To do or not to do?

‘What was the most important thing I’d done?’ Tricky question that. I was still pondering David’s query as I drove away from the New Quays after lunch. Somehow our conversation had meandered onto our, now redundant, Linkedin profiles and the plethora of notifications about professional, busy people viewing them. Then, David posed that question. But it didn’t seem right. I struggled to answer. ‘Important,’ in what context? What is ‘important’ anyway?

As I turned left at the primary school and accelerated towards Portaferry, ‘oops, speed limit, Doug, speed limit,’ I understood. The question was in the wrong tense. Isaiah advised ‘… do not dwell on the past…’ And we’d just spent a nostalgic hour doing so. But if I’m not to dwell on the past, which I can’t change, what then is ‘important?’

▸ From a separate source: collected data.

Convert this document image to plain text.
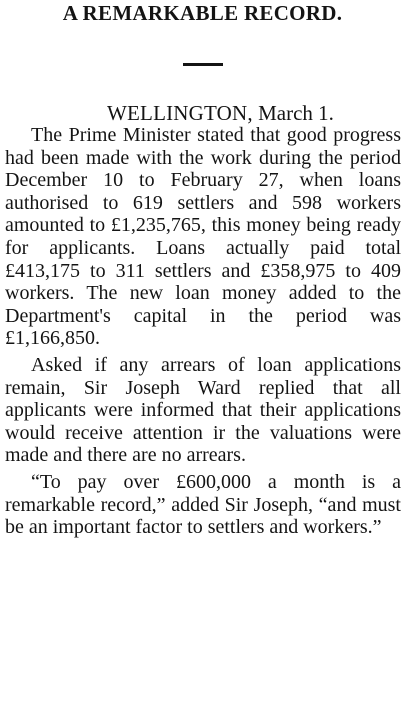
A REMARKABLE RECORD.
WELLINGTON, March 1.

The Prime Minister stated that good progress had been made with the work during the period December 10 to February 27, when loans authorised to 619 settlers and 598 workers amounted to £1,235,765, this money being ready for applicants. Loans actually paid total £413,175 to 311 settlers and £358,975 to 409 workers. The new loan money added to the Department's capital in the period was £1,166,850.

Asked if any arrears of loan applications remain, Sir Joseph Ward replied that all applicants were informed that their applications would receive attention ir the valuations were made and there are no arrears.

“To pay over £600,000 a month is a remarkable record,” added Sir Joseph, “and must be an important factor to settlers and workers.”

I don’t often experience inspiration as I pass Watsons of Cloughey. Well, do you? But that day, I did. The most important thing is, what I do next. I thumped the steering wheel. Of course, it is. Do I look forward to new things? Or will I breed past mistakes? And drive in endless circles? Will I apply what I’ve read? And profess to believe? Or tuck it away as head knowledge only? Perhaps I should pay serious attention to what Paul emphasised, ‘He creates each of us by Christ Jesus to join him in the work he does, the good work he has gotten ready for us to do, work we had better be doing.’ There it is in black and white. Better to work my way down the daily ‘to-do list’ God has tailored for me. Today, tomorrow and the day after. Better that, than revering the past. And why not? If He’s designed it for me, who else can do it?